Currently I wait until it gets unresponsive… and as often… now its working fine … arghh… waiting
Okay, update on this.
- The app now stopped working again.
- haproxy upfront responds with 503 as the machine on which the app is serving is not responding.
- Its not an upstream issue, as on the machine, running the app, curling the loopback interface does also not give a response (which it does, when the app is running fine)

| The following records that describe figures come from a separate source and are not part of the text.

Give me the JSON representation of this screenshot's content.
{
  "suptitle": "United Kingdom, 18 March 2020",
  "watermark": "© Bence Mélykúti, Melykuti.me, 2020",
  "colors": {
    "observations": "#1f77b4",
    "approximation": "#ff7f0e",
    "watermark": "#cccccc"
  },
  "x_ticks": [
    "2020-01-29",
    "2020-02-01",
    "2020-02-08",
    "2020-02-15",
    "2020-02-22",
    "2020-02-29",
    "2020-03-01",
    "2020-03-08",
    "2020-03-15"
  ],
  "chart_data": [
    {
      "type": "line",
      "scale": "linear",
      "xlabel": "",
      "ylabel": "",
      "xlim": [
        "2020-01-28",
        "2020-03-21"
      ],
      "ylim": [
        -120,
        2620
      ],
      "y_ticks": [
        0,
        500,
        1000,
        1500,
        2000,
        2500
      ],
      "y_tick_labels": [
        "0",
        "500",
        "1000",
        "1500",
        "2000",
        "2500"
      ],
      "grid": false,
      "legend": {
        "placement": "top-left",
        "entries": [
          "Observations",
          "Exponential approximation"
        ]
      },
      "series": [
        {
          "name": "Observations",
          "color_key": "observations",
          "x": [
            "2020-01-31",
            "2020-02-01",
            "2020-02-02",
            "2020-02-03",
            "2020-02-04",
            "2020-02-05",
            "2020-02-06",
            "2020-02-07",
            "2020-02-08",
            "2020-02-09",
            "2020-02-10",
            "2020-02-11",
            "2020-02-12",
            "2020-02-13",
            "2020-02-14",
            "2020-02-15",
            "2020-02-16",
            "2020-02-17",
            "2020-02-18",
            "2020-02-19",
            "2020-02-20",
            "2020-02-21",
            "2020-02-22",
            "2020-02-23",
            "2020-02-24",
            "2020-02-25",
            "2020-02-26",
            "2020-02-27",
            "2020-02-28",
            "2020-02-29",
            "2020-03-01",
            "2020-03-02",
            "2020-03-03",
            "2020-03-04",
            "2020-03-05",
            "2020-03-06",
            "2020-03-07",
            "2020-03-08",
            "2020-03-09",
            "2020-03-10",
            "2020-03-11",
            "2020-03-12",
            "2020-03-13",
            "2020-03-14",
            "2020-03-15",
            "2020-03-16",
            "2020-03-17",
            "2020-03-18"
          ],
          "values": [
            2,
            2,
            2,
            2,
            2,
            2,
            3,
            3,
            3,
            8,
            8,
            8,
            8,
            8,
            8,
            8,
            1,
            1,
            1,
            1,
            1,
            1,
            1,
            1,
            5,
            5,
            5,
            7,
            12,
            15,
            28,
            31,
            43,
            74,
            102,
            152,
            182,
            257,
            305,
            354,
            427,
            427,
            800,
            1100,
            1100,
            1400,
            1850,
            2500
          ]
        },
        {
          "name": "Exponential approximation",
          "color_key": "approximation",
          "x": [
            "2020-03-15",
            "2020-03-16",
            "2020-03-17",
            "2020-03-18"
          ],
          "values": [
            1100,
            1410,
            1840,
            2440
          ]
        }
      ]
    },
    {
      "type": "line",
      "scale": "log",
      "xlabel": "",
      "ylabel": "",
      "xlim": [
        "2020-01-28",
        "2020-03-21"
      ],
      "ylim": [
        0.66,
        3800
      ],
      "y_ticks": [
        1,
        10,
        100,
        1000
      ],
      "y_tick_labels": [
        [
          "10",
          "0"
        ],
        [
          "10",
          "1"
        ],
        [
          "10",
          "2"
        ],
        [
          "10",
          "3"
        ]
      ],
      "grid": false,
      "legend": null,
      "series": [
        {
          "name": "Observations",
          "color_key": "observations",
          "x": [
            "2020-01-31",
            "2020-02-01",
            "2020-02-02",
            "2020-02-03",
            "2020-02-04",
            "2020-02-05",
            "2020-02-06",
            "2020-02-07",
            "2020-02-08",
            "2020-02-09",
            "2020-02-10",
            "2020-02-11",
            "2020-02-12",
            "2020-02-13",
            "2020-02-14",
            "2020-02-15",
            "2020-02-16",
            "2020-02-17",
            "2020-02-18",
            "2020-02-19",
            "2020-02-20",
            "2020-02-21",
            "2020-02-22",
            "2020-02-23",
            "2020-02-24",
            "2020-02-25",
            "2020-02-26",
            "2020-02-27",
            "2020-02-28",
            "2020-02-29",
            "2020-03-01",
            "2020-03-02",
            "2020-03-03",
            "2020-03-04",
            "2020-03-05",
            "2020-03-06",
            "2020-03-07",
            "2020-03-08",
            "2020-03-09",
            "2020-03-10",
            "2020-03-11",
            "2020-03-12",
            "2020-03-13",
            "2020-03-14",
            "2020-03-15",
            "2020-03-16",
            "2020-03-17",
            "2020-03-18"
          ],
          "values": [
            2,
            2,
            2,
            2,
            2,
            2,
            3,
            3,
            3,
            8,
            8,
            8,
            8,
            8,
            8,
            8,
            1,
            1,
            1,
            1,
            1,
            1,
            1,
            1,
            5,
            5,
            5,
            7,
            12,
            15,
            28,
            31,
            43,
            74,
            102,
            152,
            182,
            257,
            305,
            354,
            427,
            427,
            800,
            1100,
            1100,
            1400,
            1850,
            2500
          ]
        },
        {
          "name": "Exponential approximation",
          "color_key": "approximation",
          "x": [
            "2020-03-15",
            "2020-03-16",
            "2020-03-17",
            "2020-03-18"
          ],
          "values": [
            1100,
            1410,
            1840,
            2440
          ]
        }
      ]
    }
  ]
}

- checking the app and the system with
observer_cli
does not show anything special
Here some observer_cli views:
I compared the values with those when the app is fine. But there is nothing obvious. All values are pretty much stable. No memory increasing to queue that is increasing…
tmp/log/erlang.log.1
is updating regularly with only this entry - even when app is down…
===== ALIVE Tue Jan 14 18:12:03 CET 2025
This is soooo strange
Does anyone know, if it’s possible within a running elixir phoenix application to request a route and get the response?
I want to remote
into the app and there check, if the app responds to a request, but I guess that’s impossible…
Bandit has an attach_logger/1
function. But in the iex session I cannot reference Bandit…
Any hint appreciated
Looking at these, did you make sure that to sort the chart by message queue len? If message queue length is not showing anything, be sure to sort by memory as well. What does :erlang.memory
show?
Yes, I sorted by queue and also memory. it just idles and nothing piles up…
All message queues are completely empty…
:erlang.memory says:
[
total: 123234640,
processes: 28674880,
processes_used: 28672040,
system: 94559760,
atom: 1974649,
atom_used: 1952484,
binary: 3697216,
code: 53739902,
ets: 10082176
]
… which look like high numbers but should be fine… checking it multiple times, the values grow and shrink a but do not grow further…
I suspect now some network issues and nothing caused by the app.
Because I was rolling back to an older state and it was stilll an issue. It maybe is caused by some OS update and container changes…
… or maybe not. Because restart
-ing the app makes it work again. And this clearly does not change any network settings…
Hey @marschro yeah that all looks healthy to me, 123mb is nothing. Restarting the app would still cause the app to release and then re-acquire the port, so some OS level issue with the port could still theoretically be an issue.
Are those screenshots from the period of time where it is not accepting requests?
Are those screenshots from the period of time where it is not accepting requests?
Yes, that was during the time, when the app did not receive and respond to requests…
Ah- that is a good point you mentioned that restart acquires the port…
For me also everything looks like an OS level thingy.
I will investigate further in this direction…
Thank you so much for you inputs @benwilson512 !!!
Some updates on this:
- I rolled back the OS update without success.
- I rolled back HAproxy update from 3.0 to 2.8 without success.
- I build a complete new app from scratch (phx new with auth) and deployed that. This app shows also the exact same behavior. So it’s likely not elixir related but a way more complicated and rare side-effect in combination of elixir app within a FreeBSD jail, behind a HAproxy (manages ssl termination load balancing etc.).
https://playground.devpunx.com
What is super interesting but what I totally do not get:
- When I deploy the app in the freebsd jail, without having in haproxy external access configured to this jail, it does not stop working. I can
curl
the app from within the jail and also from the host system without any problem. - So it’s likely something that happens on network level. Maybe something like haproxy keeps connections open and
Bandit
at some point starts ignoring that.
- Checking all available logs did not show anything. neither jail logs nor elixir logs nor HAproxy logs. This is totally spooky. Every part for its own works, except of the elixir phoenix app wich gets unresponsive on its port.
Maybe I try switching to cowboy
again and check if there is the same issue…
You can try increasing the acceptor pool size of Bandit. New connections are accepted by that pool before being spun out into individual processes. If the proxy manages to keep a hold of all the acceptor processes without them continueing to spin up the connection level processes that would be a problem.